Allá por el año 1990 nacía la consola Super Nintendo y, como era tradición por aquel entonces, lo hizo acompañada de un videojuego de Mario: Super Mario World. Eran otros tiempos, debido a que los videojuegos de plataformas gozaban de una inmejorable salud como género estrella, y nadie se rasgaba las vestiduras si se definía a un título de estas características como mejor producción del año.

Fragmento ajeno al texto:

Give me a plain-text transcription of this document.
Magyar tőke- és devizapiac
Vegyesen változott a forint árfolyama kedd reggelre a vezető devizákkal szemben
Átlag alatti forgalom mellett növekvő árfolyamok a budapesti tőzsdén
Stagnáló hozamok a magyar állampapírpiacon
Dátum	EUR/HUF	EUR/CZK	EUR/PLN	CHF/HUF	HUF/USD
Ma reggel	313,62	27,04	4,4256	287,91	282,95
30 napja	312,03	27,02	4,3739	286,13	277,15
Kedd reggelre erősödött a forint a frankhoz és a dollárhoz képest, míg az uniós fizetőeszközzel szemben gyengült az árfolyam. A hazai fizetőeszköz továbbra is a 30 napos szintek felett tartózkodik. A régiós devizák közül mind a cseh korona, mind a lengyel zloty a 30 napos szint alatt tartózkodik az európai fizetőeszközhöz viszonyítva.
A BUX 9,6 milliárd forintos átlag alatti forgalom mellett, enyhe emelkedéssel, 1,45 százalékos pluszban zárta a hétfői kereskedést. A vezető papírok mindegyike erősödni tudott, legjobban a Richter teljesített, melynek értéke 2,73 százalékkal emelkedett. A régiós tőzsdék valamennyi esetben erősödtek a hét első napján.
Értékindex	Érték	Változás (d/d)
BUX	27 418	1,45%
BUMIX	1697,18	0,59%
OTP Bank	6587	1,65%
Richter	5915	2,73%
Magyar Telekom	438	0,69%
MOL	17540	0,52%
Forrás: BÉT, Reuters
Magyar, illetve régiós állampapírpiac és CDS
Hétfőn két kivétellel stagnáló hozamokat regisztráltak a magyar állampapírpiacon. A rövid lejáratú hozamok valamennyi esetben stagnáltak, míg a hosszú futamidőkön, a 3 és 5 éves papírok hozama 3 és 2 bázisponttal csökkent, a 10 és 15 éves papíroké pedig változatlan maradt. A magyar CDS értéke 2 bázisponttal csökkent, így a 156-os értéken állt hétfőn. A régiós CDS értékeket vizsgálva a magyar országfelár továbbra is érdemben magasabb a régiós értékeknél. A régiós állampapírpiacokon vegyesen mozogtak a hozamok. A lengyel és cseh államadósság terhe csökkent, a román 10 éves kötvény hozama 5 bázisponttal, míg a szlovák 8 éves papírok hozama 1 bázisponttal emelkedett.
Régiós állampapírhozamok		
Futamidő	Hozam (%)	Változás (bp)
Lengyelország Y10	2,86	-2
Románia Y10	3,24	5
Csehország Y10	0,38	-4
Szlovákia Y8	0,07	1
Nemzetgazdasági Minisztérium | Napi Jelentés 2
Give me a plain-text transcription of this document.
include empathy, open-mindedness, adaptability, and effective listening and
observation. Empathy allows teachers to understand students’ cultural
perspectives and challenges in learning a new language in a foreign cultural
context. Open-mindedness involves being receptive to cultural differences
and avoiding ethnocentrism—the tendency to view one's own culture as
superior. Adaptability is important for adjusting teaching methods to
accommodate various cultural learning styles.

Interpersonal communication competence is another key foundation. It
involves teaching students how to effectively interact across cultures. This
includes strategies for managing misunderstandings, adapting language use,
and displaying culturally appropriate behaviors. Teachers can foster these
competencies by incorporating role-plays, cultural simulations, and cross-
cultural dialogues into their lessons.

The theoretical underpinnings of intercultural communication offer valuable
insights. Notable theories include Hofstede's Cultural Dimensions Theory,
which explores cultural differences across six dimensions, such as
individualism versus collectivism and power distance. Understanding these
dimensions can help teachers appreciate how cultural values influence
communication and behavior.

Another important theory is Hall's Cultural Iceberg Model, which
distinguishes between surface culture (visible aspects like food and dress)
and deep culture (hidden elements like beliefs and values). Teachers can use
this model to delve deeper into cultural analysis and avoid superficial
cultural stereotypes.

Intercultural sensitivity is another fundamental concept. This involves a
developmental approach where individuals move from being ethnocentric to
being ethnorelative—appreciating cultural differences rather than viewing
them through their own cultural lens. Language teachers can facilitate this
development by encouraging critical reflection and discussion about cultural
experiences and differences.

Hoy los tiempos han cambiado, Super Mario Galaxy 2 se reivindica como el principal estandarte de un género cuya popularidad fuera de las consolas de Nintendo se sitúa en terreno anecdótico, y muchas quinielas sobre el GOTY 2010 no lo contemplan como claro candidato. Pese a ello, y bajo mi punto de vista, Super Mario Galaxy 2 es el título de mayor calidad, diversidad jugable y creatividad visual de los que hay disponibles en el mercado para cualquier sistema de entretenimiento.

El videojuego que nos ocupa redefine lo que ha sido el renacimiento del rey de las consolas con la primera parte de la saga, para hacer un imaginativo uso del concepto gravitacional que ya es marca de la casa, con el objetivo de llevarlo a un nuevo nivel de profundidad. Cada planetoide que visitamos, cada mundo que es desvelado ante nuestros ojos, suponen un nuevo torrente de imaginación interactiva, si acaso ensombrecido casi imperceptiblemente por el hecho de que estamos ante una continuación. Una vez nos quitamos las vendas de los convencionalismos definidos por el sector, aquellos que dicen que una segunda parte por el hecho de llevar un dos como añadido al título no merece la misma valoración que el primigenio, podemos gritar bien algo que lo que ha hecho Nintendo va más allá de las mejores expectativas.

Super Mario Galaxy 2 es una segunda parte necesaria -pues quedaron muchas ideas buenas en el tintero después del primer capítulo-, se muestra inspirada en cada uno de sus apartados -ya que aprovecha el potencial gráfico de Wii y lo enfrasca en un concepto jugable exento de fallos-, resultando definitoria de un género que es puro arte expresivo. Pero arte del bueno, no aquel cuya dramática se sitúa en un lugar más importante que el referido al contexto jugable en un medio como es el que nos ocupa, no. Super Mario Galaxy 2 es el mejor videojuego del año, sobre todo, porque es un videojuego con mayúsculas, exento de artificios heredados de otros medios de expresión contemporáneos.